Let's get the quibbles out of the way first. I have read/listened to many books on Oak Island, and this one is probably the driest. It's written like an undergrad essay. It doesn't help that the text references diagrams in the printed book, but there is no accompanying PDF. There are some longish sections (notably a rambling chapter about the South Sea Company) that can be safely skipped. If your only previous exposure to Oak Island has been the TV series, then this is not the book you want to start with.

But here's the thing. Of all the books I have read on the Oak Island, this one, by far, offers the most plausible explanation of what went on there. Virtually all of the mainstream theories about the island assume that someone buried treasure there. Of course, there are a million theories about what that treasure might be, and who buried it. But they all seem to have that same premise: the island was used to to hide something valuable, and one day this might be recovered. An enormous amount of the speculations is silliness, and after listening to this book you might come away thinking it's all complete nonsense.
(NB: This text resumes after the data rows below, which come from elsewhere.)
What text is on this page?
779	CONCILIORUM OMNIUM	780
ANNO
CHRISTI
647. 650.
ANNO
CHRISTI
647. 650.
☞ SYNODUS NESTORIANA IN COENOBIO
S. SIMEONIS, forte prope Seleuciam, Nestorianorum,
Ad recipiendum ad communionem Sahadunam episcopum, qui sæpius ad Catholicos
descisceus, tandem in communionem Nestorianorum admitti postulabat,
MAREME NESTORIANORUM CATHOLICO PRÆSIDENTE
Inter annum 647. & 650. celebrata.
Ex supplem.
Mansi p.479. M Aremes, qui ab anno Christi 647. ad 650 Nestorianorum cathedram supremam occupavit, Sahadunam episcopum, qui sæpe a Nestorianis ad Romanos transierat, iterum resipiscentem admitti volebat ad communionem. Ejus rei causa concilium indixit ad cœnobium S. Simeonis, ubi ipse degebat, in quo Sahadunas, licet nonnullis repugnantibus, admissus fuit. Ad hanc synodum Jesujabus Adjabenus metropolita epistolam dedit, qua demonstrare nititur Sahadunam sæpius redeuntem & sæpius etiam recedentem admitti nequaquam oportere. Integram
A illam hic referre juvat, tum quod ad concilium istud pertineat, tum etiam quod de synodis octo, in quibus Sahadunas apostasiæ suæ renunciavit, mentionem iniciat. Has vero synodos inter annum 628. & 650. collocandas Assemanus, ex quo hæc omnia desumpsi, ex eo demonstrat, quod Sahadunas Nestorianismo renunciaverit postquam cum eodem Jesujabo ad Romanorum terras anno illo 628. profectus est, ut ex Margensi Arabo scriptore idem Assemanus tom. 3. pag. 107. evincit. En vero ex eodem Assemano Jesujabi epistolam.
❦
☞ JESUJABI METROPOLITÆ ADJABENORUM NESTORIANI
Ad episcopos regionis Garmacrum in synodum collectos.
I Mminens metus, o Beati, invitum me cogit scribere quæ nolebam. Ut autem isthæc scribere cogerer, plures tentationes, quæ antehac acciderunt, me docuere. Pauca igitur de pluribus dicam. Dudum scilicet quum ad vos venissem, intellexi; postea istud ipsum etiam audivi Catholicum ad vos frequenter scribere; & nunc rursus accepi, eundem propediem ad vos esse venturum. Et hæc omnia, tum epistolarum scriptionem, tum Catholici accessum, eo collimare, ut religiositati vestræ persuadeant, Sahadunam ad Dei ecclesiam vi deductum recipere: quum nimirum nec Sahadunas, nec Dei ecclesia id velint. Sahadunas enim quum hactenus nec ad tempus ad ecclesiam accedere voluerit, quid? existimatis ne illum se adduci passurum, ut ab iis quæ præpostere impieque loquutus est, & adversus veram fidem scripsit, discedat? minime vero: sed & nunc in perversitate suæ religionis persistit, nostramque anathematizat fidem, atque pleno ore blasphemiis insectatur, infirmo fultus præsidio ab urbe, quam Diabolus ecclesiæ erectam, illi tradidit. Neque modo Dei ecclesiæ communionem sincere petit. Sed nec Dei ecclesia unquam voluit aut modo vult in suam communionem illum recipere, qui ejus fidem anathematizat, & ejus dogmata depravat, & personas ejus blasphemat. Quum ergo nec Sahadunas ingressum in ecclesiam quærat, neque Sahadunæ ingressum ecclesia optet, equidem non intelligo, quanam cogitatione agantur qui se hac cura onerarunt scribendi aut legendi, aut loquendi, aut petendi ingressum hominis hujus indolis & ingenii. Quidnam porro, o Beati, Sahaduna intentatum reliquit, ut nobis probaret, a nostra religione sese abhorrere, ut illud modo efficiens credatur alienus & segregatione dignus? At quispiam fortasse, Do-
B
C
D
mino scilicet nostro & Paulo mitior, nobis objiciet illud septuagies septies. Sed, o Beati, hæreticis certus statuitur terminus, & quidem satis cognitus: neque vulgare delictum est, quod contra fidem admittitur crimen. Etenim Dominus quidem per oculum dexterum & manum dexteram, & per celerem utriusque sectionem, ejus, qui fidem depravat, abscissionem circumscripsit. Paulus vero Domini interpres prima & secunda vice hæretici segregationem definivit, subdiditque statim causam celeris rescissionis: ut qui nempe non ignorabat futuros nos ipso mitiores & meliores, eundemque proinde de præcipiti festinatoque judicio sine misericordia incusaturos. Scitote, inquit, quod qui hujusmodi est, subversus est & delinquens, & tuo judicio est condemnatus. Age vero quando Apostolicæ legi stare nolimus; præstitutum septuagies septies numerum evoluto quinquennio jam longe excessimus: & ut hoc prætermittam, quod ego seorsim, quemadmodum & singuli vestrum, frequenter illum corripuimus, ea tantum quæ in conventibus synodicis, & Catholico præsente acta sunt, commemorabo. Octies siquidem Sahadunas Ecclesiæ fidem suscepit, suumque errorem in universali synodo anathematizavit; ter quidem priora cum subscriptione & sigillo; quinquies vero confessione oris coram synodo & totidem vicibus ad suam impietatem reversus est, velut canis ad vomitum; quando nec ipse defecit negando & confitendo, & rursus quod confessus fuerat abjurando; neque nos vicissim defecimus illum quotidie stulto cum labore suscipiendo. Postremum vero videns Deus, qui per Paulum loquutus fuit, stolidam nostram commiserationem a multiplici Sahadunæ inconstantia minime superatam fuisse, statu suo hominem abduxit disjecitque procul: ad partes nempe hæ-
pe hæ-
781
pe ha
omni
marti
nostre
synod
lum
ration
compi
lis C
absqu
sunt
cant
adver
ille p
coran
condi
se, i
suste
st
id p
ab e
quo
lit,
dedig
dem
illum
This book offers a far more mundane explanation of what Oak Island was used for. The authors' theory fits the evidence very well and requires no conspiracies, no supernatural curses, and no pirates nor Knights Templar. It also helps explain why the Lagina brothers have essentially torn the island apart and still have never found anything of value. It seems likely there never has been anything of value buried there.

This isn't the most entertaining book on Oak Island, but it could be the most important.